From the perspective of attachment science, children need to know that at least one adult is consistently available, enough of the time, to help them feel better when they have hard feelings; to be a safe haven. Relatedly, kids need affirmation; they need to know that, enough of the time, their caregivers' eyes light up when they walk into a room.
A black nanny affirms a white child in her care (Image @lifegiva from the movie "The Help")
People pleasers' parents tend not to have offered this enough, given their own struggles, their own fragility, or their own emotional immaturity. They tend to have been narrowly focused on their own worries and concerns, and not responsive enough to those of their child.
Parents may have offered practical support, even been loving and warm at times. On some level, they did the best they could. Still, a key injury has taken place, a form of emotional neglect/abandonment.No one was really there for the child, helping her feel safe and good as she is.
The message the child has thus received is twofold: I can't count on others to be there for me, and I can't be myself, because I won't be accepted. I'm alone, and I'm not good enough as I am.
Parent Pleasing as a Survival Strategy
Enter people pleasing. Parent pleasing is a survival strategy, a way for a child to stay connected to a fragile or insensitive parent by pleasing them, taking care of them emotionally, at the cost of staying connected to oneself. The (unconscious) hope is that, by helping the parent, they can gain access to love and attention, safety and support; they can earn it. Because they can't depend on it, just by being themselves.
In other words, they reason - If I can just be good, help my parents or family, maybe eventually I'll feel safer, I'll get the help and support I need too. Maybe I'll even be recognized and celebrated for my efforts! And parent pleasers often are celebrated, at times, but it is conditional; it is not for who they are, but for what they do for others.
People Pleasers as Adults
People pleasers carry their abandonment wounds into adulthood. They fear that other people won't like, love, or respect them enough as they are, given their early histories with parents and family. They feel that they need to earn their keep in relationships, or more broadly, in society as a whole.
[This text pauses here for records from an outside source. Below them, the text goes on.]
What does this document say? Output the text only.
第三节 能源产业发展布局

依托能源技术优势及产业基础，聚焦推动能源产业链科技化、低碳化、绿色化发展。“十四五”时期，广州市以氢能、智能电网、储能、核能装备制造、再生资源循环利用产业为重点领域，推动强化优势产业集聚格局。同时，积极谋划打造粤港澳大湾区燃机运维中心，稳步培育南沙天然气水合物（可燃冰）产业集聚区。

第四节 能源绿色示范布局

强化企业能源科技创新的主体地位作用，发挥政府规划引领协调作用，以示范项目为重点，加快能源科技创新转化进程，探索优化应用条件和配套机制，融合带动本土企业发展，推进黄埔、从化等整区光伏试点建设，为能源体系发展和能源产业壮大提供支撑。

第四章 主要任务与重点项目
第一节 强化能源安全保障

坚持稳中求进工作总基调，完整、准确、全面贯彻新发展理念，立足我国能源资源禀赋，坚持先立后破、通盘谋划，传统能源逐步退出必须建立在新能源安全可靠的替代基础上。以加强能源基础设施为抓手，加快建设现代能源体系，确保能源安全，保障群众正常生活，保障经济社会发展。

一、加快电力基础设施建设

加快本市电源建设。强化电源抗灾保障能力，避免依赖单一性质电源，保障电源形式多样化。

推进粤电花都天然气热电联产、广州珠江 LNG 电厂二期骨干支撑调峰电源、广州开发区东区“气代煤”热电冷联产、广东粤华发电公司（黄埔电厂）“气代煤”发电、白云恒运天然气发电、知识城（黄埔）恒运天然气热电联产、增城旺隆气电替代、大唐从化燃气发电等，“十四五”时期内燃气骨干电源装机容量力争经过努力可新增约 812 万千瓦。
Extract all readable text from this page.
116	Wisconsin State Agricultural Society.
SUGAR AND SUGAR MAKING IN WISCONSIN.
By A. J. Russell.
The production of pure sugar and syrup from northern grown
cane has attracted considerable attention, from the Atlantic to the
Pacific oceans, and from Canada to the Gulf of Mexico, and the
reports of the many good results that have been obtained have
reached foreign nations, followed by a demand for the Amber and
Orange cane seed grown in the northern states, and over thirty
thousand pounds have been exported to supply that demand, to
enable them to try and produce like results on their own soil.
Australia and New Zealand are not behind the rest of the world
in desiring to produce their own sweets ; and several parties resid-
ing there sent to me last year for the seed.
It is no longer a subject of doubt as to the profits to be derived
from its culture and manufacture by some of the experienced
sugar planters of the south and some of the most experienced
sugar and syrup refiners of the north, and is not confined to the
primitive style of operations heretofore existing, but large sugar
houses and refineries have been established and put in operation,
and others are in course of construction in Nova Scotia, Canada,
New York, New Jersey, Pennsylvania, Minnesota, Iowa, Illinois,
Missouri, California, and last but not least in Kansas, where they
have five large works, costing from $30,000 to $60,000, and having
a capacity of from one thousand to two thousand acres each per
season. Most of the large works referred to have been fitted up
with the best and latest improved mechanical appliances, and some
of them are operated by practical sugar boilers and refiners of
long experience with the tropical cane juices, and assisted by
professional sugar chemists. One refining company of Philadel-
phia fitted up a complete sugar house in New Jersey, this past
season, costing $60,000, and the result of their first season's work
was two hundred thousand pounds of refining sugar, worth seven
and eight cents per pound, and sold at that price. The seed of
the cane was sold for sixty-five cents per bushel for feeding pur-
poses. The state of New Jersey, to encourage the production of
This can manifest in a variety of ways. It can be subtle - like being overly smiley, nice, and accommodating. It often looks like depression, anxiety, and self esteem issues. Or it can be more like codependency - staying in relationships that are kind of parasytic, that involve giving and giving and giving and very little receiving. It can also look like over-working, over-giving to social causes, to service users. People pleasers also tend to carry a disproportionate load of family caregiving.
Healing from People Pleasing
If all of this sounds sad - know that it is sad! In fact:
💙Feeling this sadness and grieving past wounds is a big part of healing from people pleasing!
💙Healing is also about working through the fear of rejection and disapproval from others, as well as the excess guilt and shame that people pleasers tend to feel.
For example, in reading what I've written about parents of people pleasers, you may be feeling guilty considering ways that your parents may have let you down. You are probably really in touch with their feelings, how hard it was for them, and don't want to seem critical or ungrateful.
The good news is that you don't have to get rid of your empathy, your caring, to heal from people pleasing! It is possible to have empathy for others, and to hold them accountable for ways they have hurt you, intentionally or not.
💙Healing from people pleasing is about cultivating healthy, kind boundaries. Boundaries can be firm and kind.